Having reached a session low at 1.3518 at 10:00 GMT, EUR/USD traded at 1.3532 at 12:43 GMT, losing 0.17% for the day. Yesterday the pair settled 0.75% lower, the biggest daily drop since January 2nd. Support was likely to be received at January 21st low, 1.3516, while resistance was to be encountered at January 30th high, 1.3662.

Eurostat reported today that consumer prices in the euro area rose at an annualized pace of 0.7% in January, after a 0.8% increase in the previous month. Analysts had estimated that consumer prices will increase by 0.9% in January.

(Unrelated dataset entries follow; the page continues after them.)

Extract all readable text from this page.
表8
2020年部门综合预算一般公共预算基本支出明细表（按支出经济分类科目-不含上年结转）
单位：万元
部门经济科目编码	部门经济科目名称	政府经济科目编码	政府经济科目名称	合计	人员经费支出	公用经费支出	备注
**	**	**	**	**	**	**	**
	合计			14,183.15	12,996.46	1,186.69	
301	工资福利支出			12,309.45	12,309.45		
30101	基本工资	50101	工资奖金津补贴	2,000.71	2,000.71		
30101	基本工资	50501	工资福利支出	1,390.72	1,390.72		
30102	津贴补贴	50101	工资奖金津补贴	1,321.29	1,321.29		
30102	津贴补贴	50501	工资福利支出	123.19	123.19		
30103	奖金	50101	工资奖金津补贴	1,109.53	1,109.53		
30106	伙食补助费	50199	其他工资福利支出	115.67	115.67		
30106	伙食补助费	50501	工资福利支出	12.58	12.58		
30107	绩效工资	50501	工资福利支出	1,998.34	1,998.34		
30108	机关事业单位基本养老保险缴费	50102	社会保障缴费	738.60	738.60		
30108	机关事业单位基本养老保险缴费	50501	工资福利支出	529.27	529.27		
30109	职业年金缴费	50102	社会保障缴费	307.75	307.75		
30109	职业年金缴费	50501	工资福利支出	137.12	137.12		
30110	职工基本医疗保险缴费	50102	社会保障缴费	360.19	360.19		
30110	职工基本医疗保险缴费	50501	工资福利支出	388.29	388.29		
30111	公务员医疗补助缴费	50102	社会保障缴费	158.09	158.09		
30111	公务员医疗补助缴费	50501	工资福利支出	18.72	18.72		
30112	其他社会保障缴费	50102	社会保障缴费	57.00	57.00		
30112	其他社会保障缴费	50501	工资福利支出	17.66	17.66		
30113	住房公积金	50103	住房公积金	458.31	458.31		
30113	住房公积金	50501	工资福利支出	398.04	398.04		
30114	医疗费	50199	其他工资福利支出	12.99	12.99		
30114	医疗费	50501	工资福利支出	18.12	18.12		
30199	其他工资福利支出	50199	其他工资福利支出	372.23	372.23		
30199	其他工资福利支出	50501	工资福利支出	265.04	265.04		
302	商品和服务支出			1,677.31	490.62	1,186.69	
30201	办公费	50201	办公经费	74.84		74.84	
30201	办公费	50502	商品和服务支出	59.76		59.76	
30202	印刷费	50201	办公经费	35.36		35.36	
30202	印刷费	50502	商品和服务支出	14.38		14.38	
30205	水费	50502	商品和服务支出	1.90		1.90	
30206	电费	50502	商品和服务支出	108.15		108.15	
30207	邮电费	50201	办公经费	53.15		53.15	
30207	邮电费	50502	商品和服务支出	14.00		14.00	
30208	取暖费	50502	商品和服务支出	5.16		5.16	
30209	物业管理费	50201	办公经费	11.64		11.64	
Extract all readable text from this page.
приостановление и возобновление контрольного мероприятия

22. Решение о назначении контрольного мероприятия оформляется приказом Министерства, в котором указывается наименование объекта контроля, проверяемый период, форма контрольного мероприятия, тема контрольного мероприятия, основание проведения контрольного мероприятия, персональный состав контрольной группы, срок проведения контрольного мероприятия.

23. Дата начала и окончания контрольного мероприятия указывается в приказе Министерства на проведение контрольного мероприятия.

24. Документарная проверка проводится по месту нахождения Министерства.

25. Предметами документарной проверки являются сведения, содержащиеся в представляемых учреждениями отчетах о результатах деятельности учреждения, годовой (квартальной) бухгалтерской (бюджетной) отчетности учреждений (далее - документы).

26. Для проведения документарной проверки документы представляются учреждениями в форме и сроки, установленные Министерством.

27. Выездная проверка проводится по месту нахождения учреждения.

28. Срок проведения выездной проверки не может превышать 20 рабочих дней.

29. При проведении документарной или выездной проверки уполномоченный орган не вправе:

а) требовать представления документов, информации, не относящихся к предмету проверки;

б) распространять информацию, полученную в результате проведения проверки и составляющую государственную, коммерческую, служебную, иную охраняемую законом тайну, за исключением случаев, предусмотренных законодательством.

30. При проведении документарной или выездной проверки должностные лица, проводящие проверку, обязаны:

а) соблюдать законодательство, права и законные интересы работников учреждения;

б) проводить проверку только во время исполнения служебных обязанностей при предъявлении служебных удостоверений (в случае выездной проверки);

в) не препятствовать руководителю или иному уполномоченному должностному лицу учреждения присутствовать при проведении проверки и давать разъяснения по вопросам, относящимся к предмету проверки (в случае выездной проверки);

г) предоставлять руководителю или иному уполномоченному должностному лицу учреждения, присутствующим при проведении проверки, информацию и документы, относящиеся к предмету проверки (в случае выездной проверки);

This was a fourth straight reading of inflation under 1%, while the ECB tries to maintain inflation at just below 2%.

Yesterday, a separate report revealed that the inflation in the largest economy in the euro zone, Germany, unexpectedly remained steady at 1.2% in January, defying analysts projections of an increase to 1.3%. The low German inflation just added to evidence of weak price pressure in the 18-nation common currency area.

In November, the central bank unexpectedly cut its benchmark interest rate to a record-low 0.25%, after inflation in the euro area slowed its pace to 0.7%. The European Central Banks policy makers are scheduled to next meet on February 6th.

However, “The ECB is unlikely to move its policy rates” or add “further accommodation via non-standard measures” next week, according to Annalisa Piazza, a fixed-income strategist at Newedge Group in London, cited by Bloomberg.

The weak inflation rate in the euro zone was mainly driven by a 1.2% slump in energy prices, todays report showed. Core consumer prices, which exclude volatile items such as energy, tobacco and alcohol, however, increased by 0.8% this month, after a 0.7% advance in December.

A separate report showed the unemployment rate in the euro area remained unchanged at 12% in December, after Novembers reading was downward revised to 12% from earlier estimates of 12.1%. The unemployment rate eased a bit from Septembers high of 12.1%..

Another bearish report pressured euros demand earlier in the week, as ECB said lending to companies and households contracted for a 20th consecutive month in December.

Meanwhile, the US Department of Commerce reported yesterday that consumer spending rose by 3.3% in the fourth quarter, marking the highest advance in three years. The data was preliminary and it came after a 2% increase in the previous quarter, while analysts had expected consumer spending will rise 3.7% in Q4. Consumer spending is regarded as a crucial economic indicator as it accounts for almost 70% of the total economy.

A separate report by the US Bureau of Economic Analysis revealed the preliminary gross domestic product of the country increased 3.2% in the fourth quarter, in line with analysts’ forecasts. The US economy expanded at 4.1% in the prior three months, which was the fastest pace since the first quarter of 2010.

However, data also revealed the number of initial jobless claims for the week ended January 25th, rose by 19 000 to 348 000, exceeding analysts’ estimates of an increase to 330 000. The number of jobless claims in the previous week was upward revised to 329 000 from earlier estimates of 326 000.

Greenback’s demand continued to be supported after the Federal Open Market Committee announced on Wednesday that it will reduce the pace of its monthly bond purchases to $65 billion from the current $75 billion. The FOMC cited improvements in the labor market and the pace of the economic growth, which started accelerating in recent quarters, in consonance with its plan to gradually withdraw from bank’s unprecedented accommodative policy. The central bank has undertaken three rounds of bond purchases since 2008, known as quantitative-easing stimulus strategy.

Elsewhere, having reached a session low at 102.33 at 05:00 GMT, USD/JPY traded at 102.56 GMT at 09:48 GMT, losing 0.16% for the day. Support was likely to be received at January 30th low, 102.09, while resistance was to be met at January 29th high, 103.36.